- Born: 1957 (age 68–69) Canada

Academic background
- Education: MD, 1983, Schulich School of Medicine and Dentistry MSc, 1998, University of Toronto
- Thesis: A randomized trial of the use of N-acetylcysteine for the prevention of trimethoprim-sulfamethoxazole hypersensitivity reactions when used for the prevention of pneumocystis carinii pneumonia in patients with human immunodeficiency virus infection (1998)

Academic work
- Institutions: University Health Network University of Toronto
- Main interests: HIV/AIDS

= Sharon Walmsley =

Canadian HIV researcher, educator and clinician

Sharon Lynn Walmsley (born 1957) is a Canadian HIV researcher, educator, and clinician. She is a professor in the Temerty Faculty of Medicine at the University of Toronto and Senior Scientist at Toronto General Hospital.

==Early life and education==
Walmsley was born in 1957. After completing her medical degree at Western University's Schulich School of Medicine and Dentistry, Walmsley began interning at Wellesley Hospital. She encountered Toronto's first HIV/AIDS patient on her first night as an intern in 1983, which started her interest in the virus. Hillar Vellend, the Chief of Infectious Diseases at the Toronto General Hospital (TGH), consulted on the case and encouraged Walmsley to pursue HIV/AIDS research as a career.

==Career==
Following the AIDS crisis of the 1980s, Walmsley oversaw the testing of antiretroviral drugs to improve the life expectancy of those with the disease. She joined TGH as a clinician-researcher in 1992 and helped establish Canada's first dedicated HIV/AIDS clinic. In 2006, Walmsley was recognized by Pride Toronto for her efforts in combating HIV/AIDS.
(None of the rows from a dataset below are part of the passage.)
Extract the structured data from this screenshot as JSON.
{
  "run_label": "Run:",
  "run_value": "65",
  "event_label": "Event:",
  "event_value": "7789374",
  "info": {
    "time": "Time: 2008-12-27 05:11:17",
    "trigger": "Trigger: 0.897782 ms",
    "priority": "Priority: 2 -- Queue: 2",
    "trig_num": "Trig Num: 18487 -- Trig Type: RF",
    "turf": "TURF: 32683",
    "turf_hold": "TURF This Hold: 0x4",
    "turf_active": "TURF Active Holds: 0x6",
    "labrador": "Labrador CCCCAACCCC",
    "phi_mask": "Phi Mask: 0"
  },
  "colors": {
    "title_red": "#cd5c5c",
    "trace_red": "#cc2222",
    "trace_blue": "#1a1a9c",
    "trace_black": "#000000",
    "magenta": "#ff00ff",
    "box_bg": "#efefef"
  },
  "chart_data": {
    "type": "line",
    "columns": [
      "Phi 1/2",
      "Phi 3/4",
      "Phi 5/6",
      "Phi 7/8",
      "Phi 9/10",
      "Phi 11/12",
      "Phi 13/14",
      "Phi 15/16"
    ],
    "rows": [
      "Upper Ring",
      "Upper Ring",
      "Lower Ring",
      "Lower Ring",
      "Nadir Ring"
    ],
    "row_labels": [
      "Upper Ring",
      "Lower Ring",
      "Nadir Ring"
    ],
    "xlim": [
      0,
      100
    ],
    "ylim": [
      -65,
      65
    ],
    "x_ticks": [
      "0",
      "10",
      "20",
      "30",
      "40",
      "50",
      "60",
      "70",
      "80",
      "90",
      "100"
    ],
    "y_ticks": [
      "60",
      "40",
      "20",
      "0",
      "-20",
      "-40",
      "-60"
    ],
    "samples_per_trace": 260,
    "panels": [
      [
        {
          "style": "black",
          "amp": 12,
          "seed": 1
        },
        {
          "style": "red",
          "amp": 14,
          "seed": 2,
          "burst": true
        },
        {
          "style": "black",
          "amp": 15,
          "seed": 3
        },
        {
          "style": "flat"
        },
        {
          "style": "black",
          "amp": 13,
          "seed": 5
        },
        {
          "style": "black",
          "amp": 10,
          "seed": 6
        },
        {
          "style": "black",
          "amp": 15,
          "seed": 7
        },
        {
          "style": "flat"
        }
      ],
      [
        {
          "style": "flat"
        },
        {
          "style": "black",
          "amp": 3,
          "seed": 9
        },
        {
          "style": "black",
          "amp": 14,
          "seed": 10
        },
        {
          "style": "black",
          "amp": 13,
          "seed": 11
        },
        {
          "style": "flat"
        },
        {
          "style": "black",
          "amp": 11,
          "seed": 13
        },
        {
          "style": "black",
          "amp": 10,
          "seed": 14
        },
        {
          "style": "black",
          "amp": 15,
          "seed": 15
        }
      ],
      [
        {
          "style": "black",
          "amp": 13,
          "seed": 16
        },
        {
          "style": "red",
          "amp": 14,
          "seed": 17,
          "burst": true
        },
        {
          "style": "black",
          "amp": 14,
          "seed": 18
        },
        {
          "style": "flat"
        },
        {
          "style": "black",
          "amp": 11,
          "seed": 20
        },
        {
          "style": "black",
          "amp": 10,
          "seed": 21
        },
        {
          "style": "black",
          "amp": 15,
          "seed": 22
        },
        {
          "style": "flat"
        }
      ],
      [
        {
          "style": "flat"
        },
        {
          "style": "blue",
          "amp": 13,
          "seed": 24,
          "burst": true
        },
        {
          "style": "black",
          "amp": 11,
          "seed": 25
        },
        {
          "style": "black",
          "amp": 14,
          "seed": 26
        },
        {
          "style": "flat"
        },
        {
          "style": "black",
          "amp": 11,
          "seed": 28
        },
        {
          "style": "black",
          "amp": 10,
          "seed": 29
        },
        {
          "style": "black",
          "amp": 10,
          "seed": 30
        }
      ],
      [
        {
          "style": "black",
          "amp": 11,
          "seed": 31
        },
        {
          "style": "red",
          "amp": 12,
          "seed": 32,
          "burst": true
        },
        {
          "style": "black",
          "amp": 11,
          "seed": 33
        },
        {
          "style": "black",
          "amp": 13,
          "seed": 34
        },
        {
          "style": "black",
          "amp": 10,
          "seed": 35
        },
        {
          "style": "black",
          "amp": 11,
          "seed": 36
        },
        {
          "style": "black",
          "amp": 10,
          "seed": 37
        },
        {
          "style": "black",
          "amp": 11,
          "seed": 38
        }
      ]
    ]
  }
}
Walmsley was named a Member of the Order of Canada in 2017 "for her advancement of HIV/AIDS research that has led to a broader understanding of the disease's effects on women as well as to improved treatment options." During the COVID-19 pandemic, Walmsley became the principal investigator of the study SafeTy and Efficacy of Preventative COVID Vaccines (STOP-CoV). The purpose of the study was to investigate the effect of COVID-19 vaccines on producing antibodies that protect against the COVID-19 virus and any new variants. She was later elected a Fellow of the Canadian Academy of Health Sciences for research in HIV/AIDS, and in particular aging and issues around long-term care with HIV.

==Personal life==
Walmsley is married to architect Bruce Hinds.